NEW YORK CITY-The implication is clear: What’s good for the goose is not necessarily good for the gander. Our latest Quick Survey reveals what we all expected–this day of low interest rates and devalued properties has created a buyer’s market. This is the opinion of 71% of our respondents. Only 29% said it was a seller’s market.

“Buy low, sell high still holds true,” observes one survey participant. “The nervous Nelly has no place in the investment world. Yet significant numbers of them always seem to reside, making the market work in favor of the predatory investor.” Another correspondent agrees: “We have a seller’s market because there are lower interest rates, which initially entice the public to buy domestically.”

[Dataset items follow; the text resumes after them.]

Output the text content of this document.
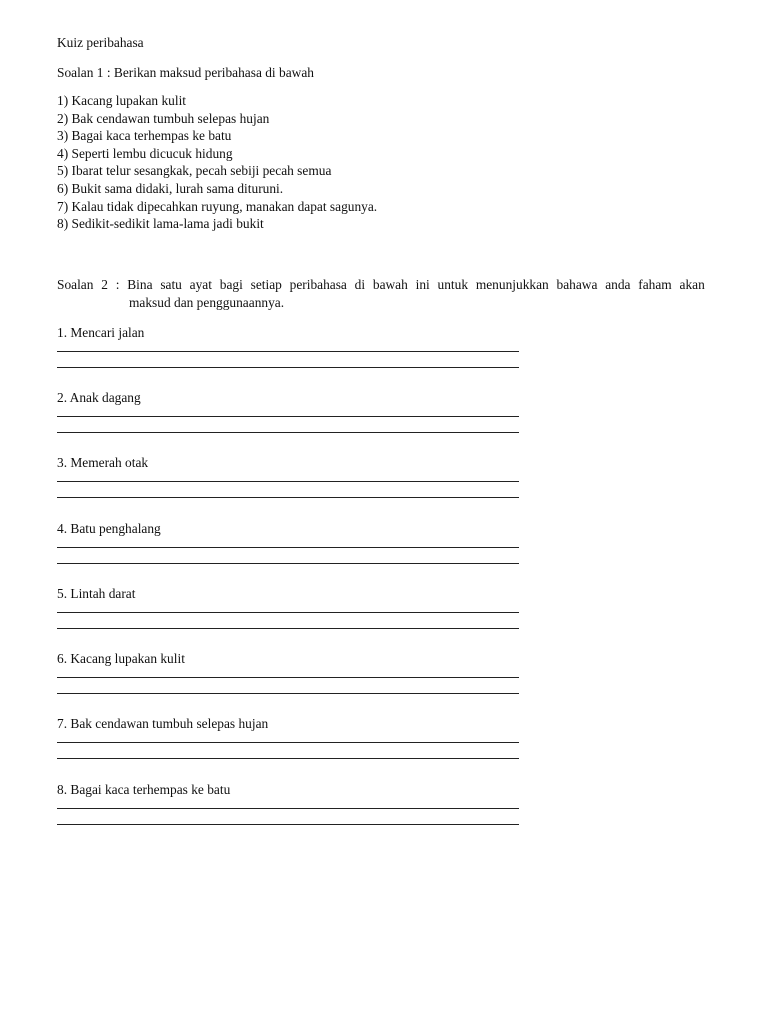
Kuiz peribahasa
Soalan 1 : Berikan maksud peribahasa di bawah
1) Kacang lupakan kulit
2) Bak cendawan tumbuh selepas hujan
3) Bagai kaca terhempas ke batu
4) Seperti lembu dicucuk hidung
5) Ibarat telur sesangkak, pecah sebiji pecah semua
6) Bukit sama didaki, lurah sama dituruni.
7) Kalau tidak dipecahkan ruyung, manakan dapat sagunya.
8) Sedikit-sedikit lama-lama jadi bukit
Soalan 2 : Bina satu ayat bagi setiap peribahasa di bawah ini untuk menunjukkan bahawa anda faham akan
maksud dan penggunaannya.
1. Mencari jalan
2. Anak dagang
3. Memerah otak
4. Batu penghalang
5. Lintah darat
6. Kacang lupakan kulit
7. Bak cendawan tumbuh selepas hujan
8. Bagai kaca terhempas ke batu
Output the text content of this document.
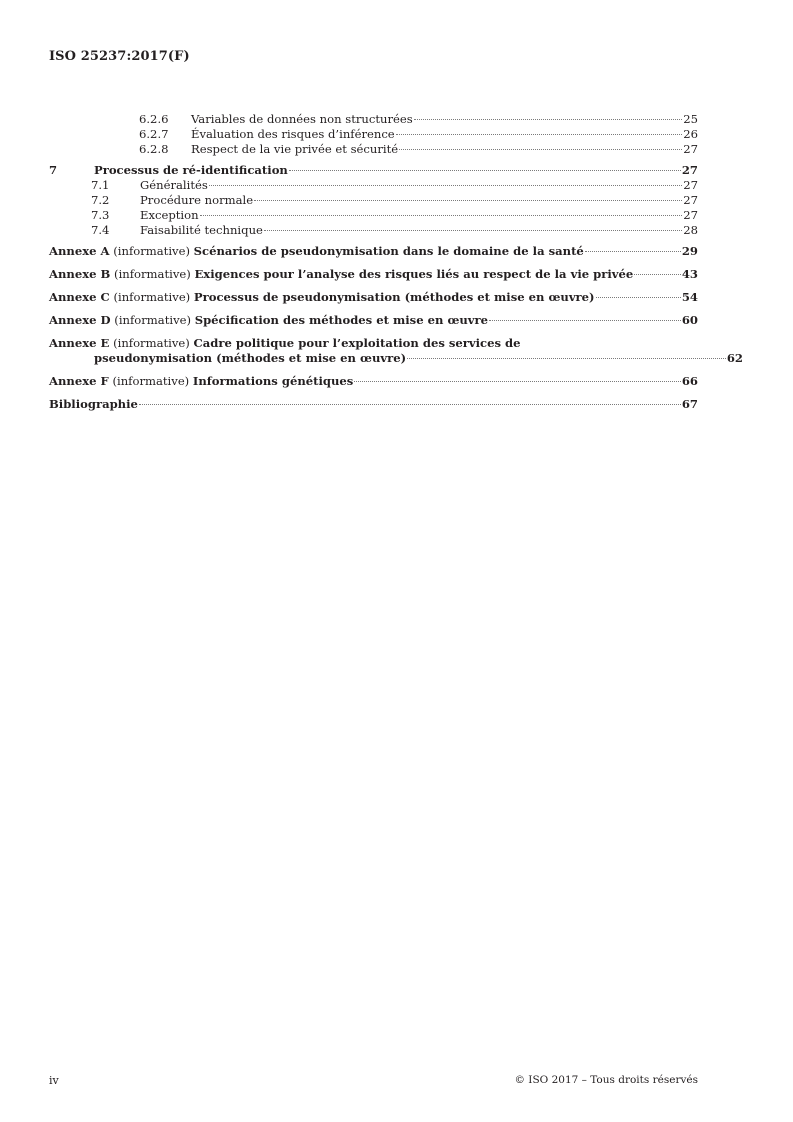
ISO 25237:2017(F)
6.2.6	Variables de données non structurées	25
6.2.7	Évaluation des risques d’inférence	26
6.2.8	Respect de la vie privée et sécurité	27
7	Processus de ré-identification	27
7.1	Généralités	27
7.2	Procédure normale	27
7.3	Exception	27
7.4	Faisabilité technique	28
Annexe A (informative) Scénarios de pseudonymisation dans le domaine de la santé	29
Annexe B (informative) Exigences pour l’analyse des risques liés au respect de la vie privée	43
Annexe C (informative) Processus de pseudonymisation (méthodes et mise en œuvre)	54
Annexe D (informative) Spécification des méthodes et mise en œuvre	60
Annexe E (informative) Cadre politique pour l’exploitation des services de
pseudonymisation (méthodes et mise en œuvre)	62
Annexe F (informative) Informations génétiques	66
Bibliographie	67
iv	© ISO 2017 – Tous droits réservés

What are the specific factors that shape this buyer’s market? Number one was supply/demand fundamentals (35%), followed by the difference between bid/ask prices and the availability of investment choices (both garnering 15% of the vote). Lower interest rates got 14% of the participants’ nod while the relatively vague “recessionary trends” was cited by 13% of respondents.

Predatory or not, where is the money going? According to 38% of our surveyed experts, multifamily is the choice for investors with money to burn. The office sector came in second with 23% of the vote with industrial, shopping centers and lodging closing out our prime market areas with 13%, 9% and 6% respectively. Why multifamily? According to one writer, it seems to have the preponderance of “well-located, well-conceived projects.” For those, he says, “there is always an opportunity.”

But opportunities cost money. Where’s the capital coming from? Private equity partners are the big spenders in these devalued times, according to 20% of our participants. But pension funds, domestic investors and sales proceeds all came in a tight second–at 19%–as prime capital sources. Also making the cut were equity joint ventures (17%); the public market (14%); and internal capital (12%).

How long will it continue to be a buyer’s market? Quite a while, as some of our correspondents suggest. As one writer told us: “In addition to capital markets and real estate performance, a company’s internal strategy and balance sheet requirements will make the fourth quarter a buyer’s market, since many real estate companies have their backs against the wall.”

And then there was the dire prediction of yet one more respondent: “Sellers are all in denial. Sale prices will be lower two years from now than they are now.”